The 90-day Futures Taker CVD showed sustained sell-side dominance, reflecting aggressive market sell orders outpacing buys.
This trend reinforces bearish sentiment and aligns with the recent whale outflow. Therefore, even speculative buyers remain hesitant, possibly awaiting stronger price confirmation.
Without a shift in taker behavior, continued downside appears likely. Additionally, sell dominance in derivatives markets can suppress spot price recovery due to increased short exposure.


Source: CryptoQuant
Why are new users rising while activity drops?
Despite a 15.79% increase in new wallet addresses over the past week, daily active addresses fell by 4.89%.
This divergence points to speculative interest rather than genuine engagement. While user acquisition metrics appear healthy, actual on-chain interaction remains low.
Therefore, market growth may be superficial at this stage.
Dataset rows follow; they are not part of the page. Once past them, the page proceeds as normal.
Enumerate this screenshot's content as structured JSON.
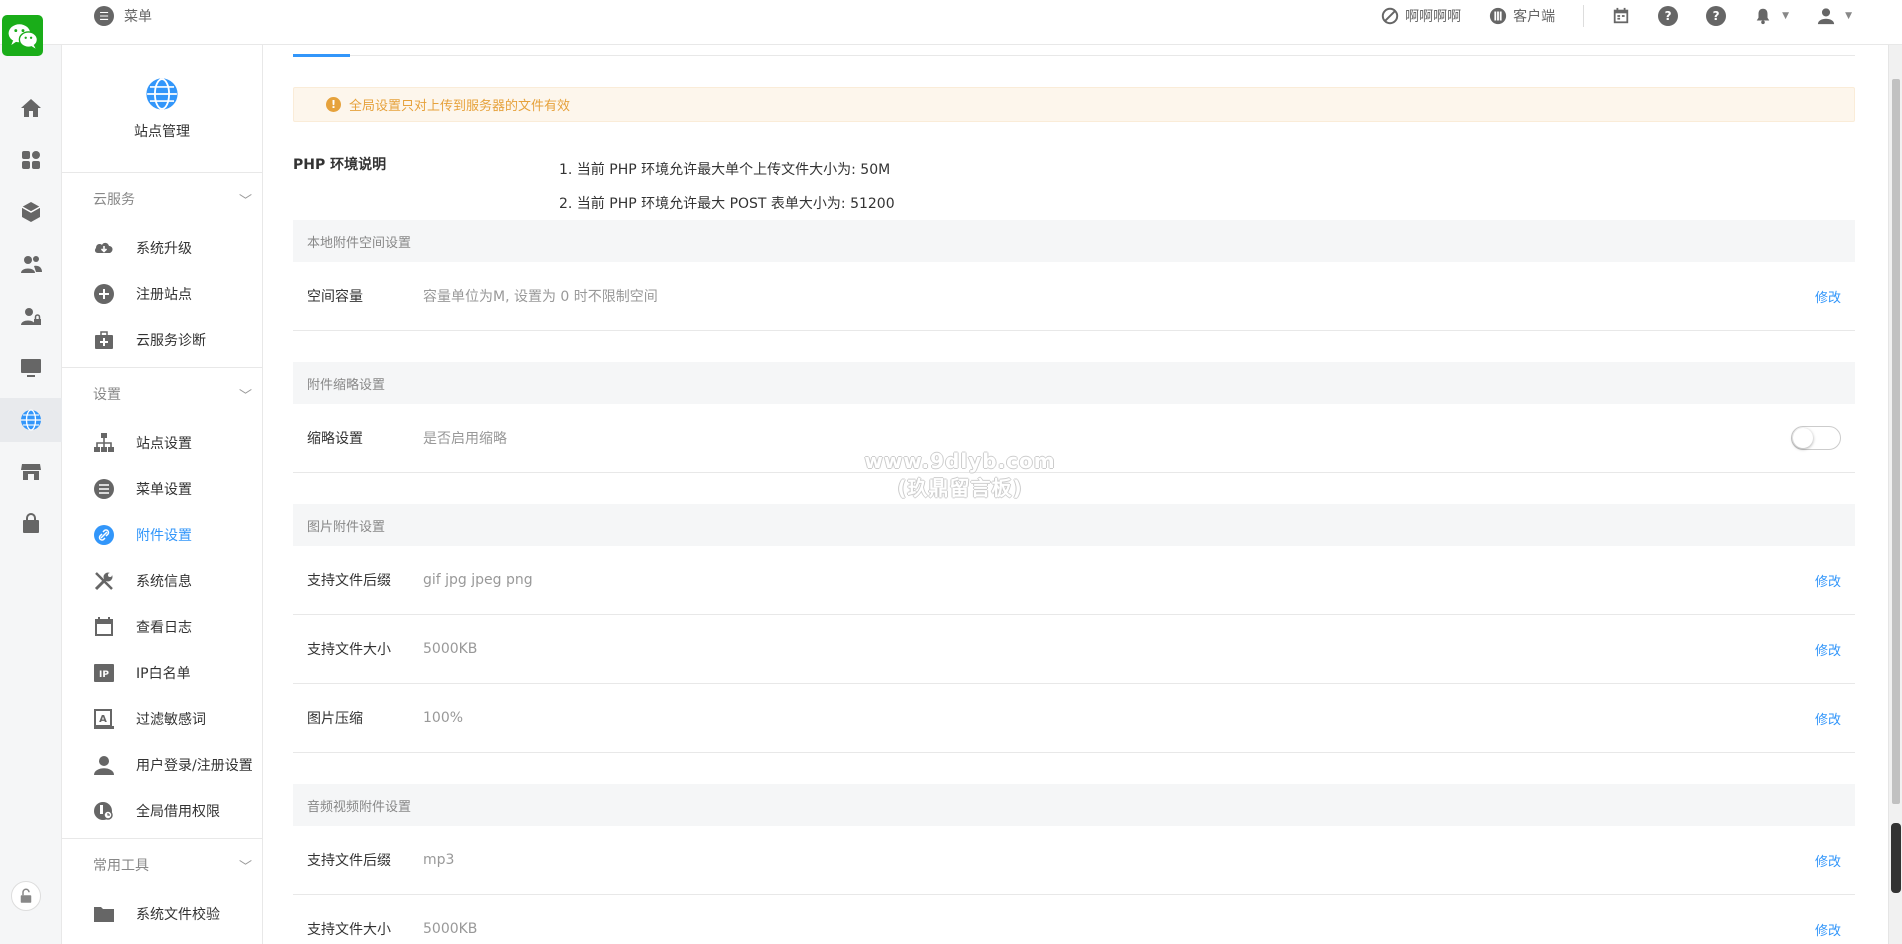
{
  "header": {
    "menu_label": "菜单",
    "account_name": "啊啊啊啊",
    "client_label": "客户端"
  },
  "site": {
    "title": "站点管理"
  },
  "groups": {
    "cloud": {
      "title": "云服务",
      "items": [
        {
          "label": "系统升级",
          "icon": "cloud-download-icon"
        },
        {
          "label": "注册站点",
          "icon": "plus-circle-icon"
        },
        {
          "label": "云服务诊断",
          "icon": "medkit-icon"
        }
      ]
    },
    "settings": {
      "title": "设置",
      "items": [
        {
          "label": "站点设置",
          "icon": "sitemap-icon"
        },
        {
          "label": "菜单设置",
          "icon": "list-icon"
        },
        {
          "label": "附件设置",
          "icon": "link-icon"
        },
        {
          "label": "系统信息",
          "icon": "tools-icon"
        },
        {
          "label": "查看日志",
          "icon": "calendar-icon"
        },
        {
          "label": "IP白名单",
          "icon": "ip-icon"
        },
        {
          "label": "过滤敏感词",
          "icon": "filter-text-icon"
        },
        {
          "label": "用户登录/注册设置",
          "icon": "user-icon"
        },
        {
          "label": "全局借用权限",
          "icon": "permission-icon"
        }
      ]
    },
    "tools": {
      "title": "常用工具",
      "items": [
        {
          "label": "系统文件校验",
          "icon": "folder-icon"
        }
      ]
    }
  },
  "notice": "全局设置只对上传到服务器的文件有效",
  "php": {
    "title": "PHP 环境说明",
    "lines": [
      "1. 当前 PHP 环境允许最大单个上传文件大小为: 50M",
      "2. 当前 PHP 环境允许最大 POST 表单大小为: 51200"
    ]
  },
  "sections": {
    "local": {
      "title": "本地附件空间设置",
      "rows": [
        {
          "label": "空间容量",
          "value": "容量单位为M, 设置为 0 时不限制空间",
          "action": "修改"
        }
      ]
    },
    "thumb": {
      "title": "附件缩略设置",
      "rows": [
        {
          "label": "缩略设置",
          "value": "是否启用缩略",
          "toggle": false
        }
      ]
    },
    "image": {
      "title": "图片附件设置",
      "rows": [
        {
          "label": "支持文件后缀",
          "value": "gif jpg jpeg png",
          "action": "修改"
        },
        {
          "label": "支持文件大小",
          "value": "5000KB",
          "action": "修改"
        },
        {
          "label": "图片压缩",
          "value": "100%",
          "action": "修改"
        }
      ]
    },
    "media": {
      "title": "音频视频附件设置",
      "rows": [
        {
          "label": "支持文件后缀",
          "value": "mp3",
          "action": "修改"
        },
        {
          "label": "支持文件大小",
          "value": "5000KB",
          "action": "修改"
        }
      ]
    }
  },
  "watermark": {
    "line1": "www.9dlyb.com",
    "line2": "(玖鼎留言板)"
  },
  "colors": {
    "accent": "#3296fa",
    "warning": "#e6a23c",
    "wechat": "#1aad19"
  }
}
Without increased activity from newly onboarded users, OM risks stagnating as short-term interest fades. Sustained adoption requires more than just fresh wallets—it demands ongoing utility and interaction.


Source: IntoTheBlock
Will OM bounce back or deepen its slide?
While the deeply oversold RSI and rising new wallet growth offer glimmers of hope, bearish dominance across taker volume, heavy unrealized losses among holders, and recent whale capitulation point to sustained downside risk.
OM may require a strong narrative shift or market-wide rebound to regain traction.
Until then, recovery appears limited, and traders may continue facing significant resistance at every bounce attempt in the near term.